What few bits of humor do creep in (such as the Doctor's psychic paper revealing the thing the conductor fears the most is a 'mystery shopper' or the Doctor's use of "Are you my Mummy?") are not as groan-inducing as they would have been because they are drowned out by everyone taking the situation seriously.  In short, the humor never overwhelmed or took center stage from what was meant to be a more serious, even scary story.  "Grief counseling is available on request," Gus tells the survivors after the Foretold has struck again in his lab.  In other people's hands, this would have come off as bad humor.  In Mathieson and director Paul Wilmshurt's hands, it is almost Hal-9000 like in its coldness, even sarcasm. 

If there were some things to pick at with MOTOE, it is the perhaps too-rushed ending with the Foretold, but that is generally minor.  Gus, however, is another story.  Unless he ties in to a future tale or is reintroduced as a potential recurring villain, the fact that no answer as to who Gus is or why he went through all this to get the Doctor aboard his train of death will be most frustrating.  The tie-in with Samuel Anderson's Danny Pink seems like an afterthought or a way to get Anderson and Pink SOMEHOW into the story when they weren't needed. 

However, with a top-notch performance from Capaldi, a blissful near-absence from Coleman's Clara (please go away), a genuine threat and logic to almost everything in the story, Mummy on the Orient Express is by far the best Twelfth Doctor story and one of the best NuWho stories in a long, long time.

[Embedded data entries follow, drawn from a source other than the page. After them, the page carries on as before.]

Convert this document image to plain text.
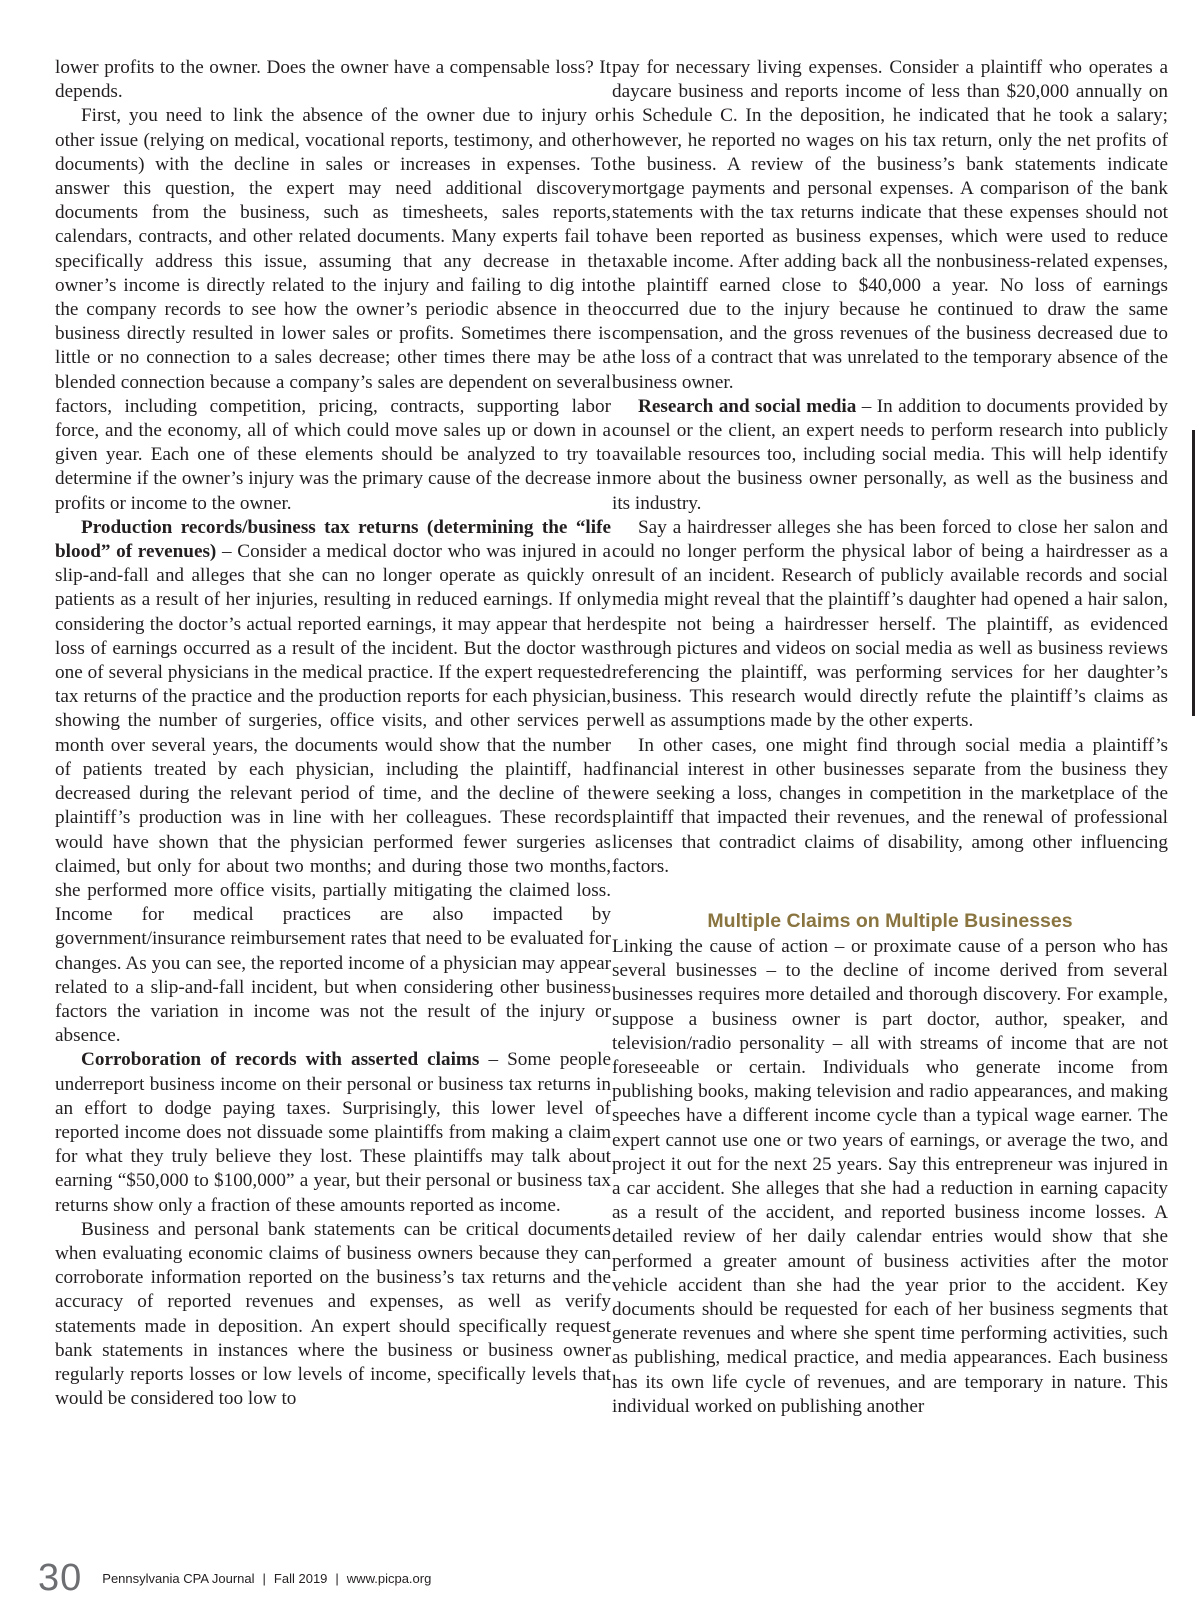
lower profits to the owner. Does the owner have a compensable loss? It depends.

First, you need to link the absence of the owner due to injury or other issue (relying on medical, vocational reports, testimony, and other documents) with the decline in sales or increases in expenses. To answer this question, the expert may need additional discovery documents from the business, such as timesheets, sales reports, calendars, contracts, and other related documents. Many experts fail to specifically address this issue, assuming that any decrease in the owner’s income is directly related to the injury and failing to dig into the company records to see how the owner’s periodic absence in the business directly resulted in lower sales or profits. Sometimes there is little or no connection to a sales decrease; other times there may be a blended connection because a company’s sales are dependent on several factors, including competition, pricing, contracts, supporting labor force, and the economy, all of which could move sales up or down in a given year. Each one of these elements should be analyzed to try to determine if the owner’s injury was the primary cause of the decrease in profits or income to the owner.

Production records/business tax returns (determining the “life blood” of revenues) – Consider a medical doctor who was injured in a slip-and-fall and alleges that she can no longer operate as quickly on patients as a result of her injuries, resulting in reduced earnings. If only considering the doctor’s actual reported earnings, it may appear that her loss of earnings occurred as a result of the incident. But the doctor was one of several physicians in the medical practice. If the expert requested tax returns of the practice and the production reports for each physician, showing the number of surgeries, office visits, and other services per month over several years, the documents would show that the number of patients treated by each physician, including the plaintiff, had decreased during the relevant period of time, and the decline of the plaintiff’s production was in line with her colleagues. These records would have shown that the physician performed fewer surgeries as claimed, but only for about two months; and during those two months, she performed more office visits, partially mitigating the claimed loss. Income for medical practices are also impacted by government/insurance reimbursement rates that need to be evaluated for changes. As you can see, the reported income of a physician may appear related to a slip-and-fall incident, but when considering other business factors the variation in income was not the result of the injury or absence.

Corroboration of records with asserted claims – Some people underreport business income on their personal or business tax returns in an effort to dodge paying taxes. Surprisingly, this lower level of reported income does not dissuade some plaintiffs from making a claim for what they truly believe they lost. These plaintiffs may talk about earning “$50,000 to $100,000” a year, but their personal or business tax returns show only a fraction of these amounts reported as income.

Business and personal bank statements can be critical documents when evaluating economic claims of business owners because they can corroborate information reported on the business’s tax returns and the accuracy of reported revenues and expenses, as well as verify statements made in deposition. An expert should specifically request bank statements in instances where the business or business owner regularly reports losses or low levels of income, specifically levels that would be considered too low to

pay for necessary living expenses. Consider a plaintiff who operates a daycare business and reports income of less than $20,000 annually on his Schedule C. In the deposition, he indicated that he took a salary; however, he reported no wages on his tax return, only the net profits of the business. A review of the business’s bank statements indicate mortgage payments and personal expenses. A comparison of the bank statements with the tax returns indicate that these expenses should not have been reported as business expenses, which were used to reduce taxable income. After adding back all the nonbusiness-related expenses, the plaintiff earned close to $40,000 a year. No loss of earnings occurred due to the injury because he continued to draw the same compensation, and the gross revenues of the business decreased due to the loss of a contract that was unrelated to the temporary absence of the business owner.

Research and social media – In addition to documents provided by counsel or the client, an expert needs to perform research into publicly available resources too, including social media. This will help identify more about the business owner personally, as well as the business and its industry.

Say a hairdresser alleges she has been forced to close her salon and could no longer perform the physical labor of being a hairdresser as a result of an incident. Research of publicly available records and social media might reveal that the plaintiff’s daughter had opened a hair salon, despite not being a hairdresser herself. The plaintiff, as evidenced through pictures and videos on social media as well as business reviews referencing the plaintiff, was performing services for her daughter’s business. This research would directly refute the plaintiff’s claims as well as assumptions made by the other experts.

In other cases, one might find through social media a plaintiff’s financial interest in other businesses separate from the business they were seeking a loss, changes in competition in the marketplace of the plaintiff that impacted their revenues, and the renewal of professional licenses that contradict claims of disability, among other influencing factors.

Multiple Claims on Multiple Businesses

Linking the cause of action – or proximate cause of a person who has several businesses – to the decline of income derived from several businesses requires more detailed and thorough discovery. For example, suppose a business owner is part doctor, author, speaker, and television/radio personality – all with streams of income that are not foreseeable or certain. Individuals who generate income from publishing books, making television and radio appearances, and making speeches have a different income cycle than a typical wage earner. The expert cannot use one or two years of earnings, or average the two, and project it out for the next 25 years. Say this entrepreneur was injured in a car accident. She alleges that she had a reduction in earning capacity as a result of the accident, and reported business income losses. A detailed review of her daily calendar entries would show that she performed a greater amount of business activities after the motor vehicle accident than she had the year prior to the accident. Key documents should be requested for each of her business segments that generate revenues and where she spent time performing activities, such as publishing, medical practice, and media appearances. Each business has its own life cycle of revenues, and are temporary in nature. This individual worked on publishing another

30 Pennsylvania CPA Journal | Fall 2019 | www.picpa.org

The train-wreck that was Doctor Who might finally have found its groove again.  However, is this a case of Doctor Who being on the right track or is it all 'too little, too late' and has that train already left the station?             

8/10

Next Episode: Flatline

1 comment:

  1. The ending was rushed, but only because of my other main beef with NewWho apart from the showrunner system - trying to shoehorn a good SF story into 40 minutes. "Let's introduce a new planet/people/threat - oh, look, it's time for the resolution!"
    The fact that Mathieson does such a great job is indeed a glowing tribute. If they must have another showrunner (rather than a director and writers) I would suggest this might be the right person, if anyone is.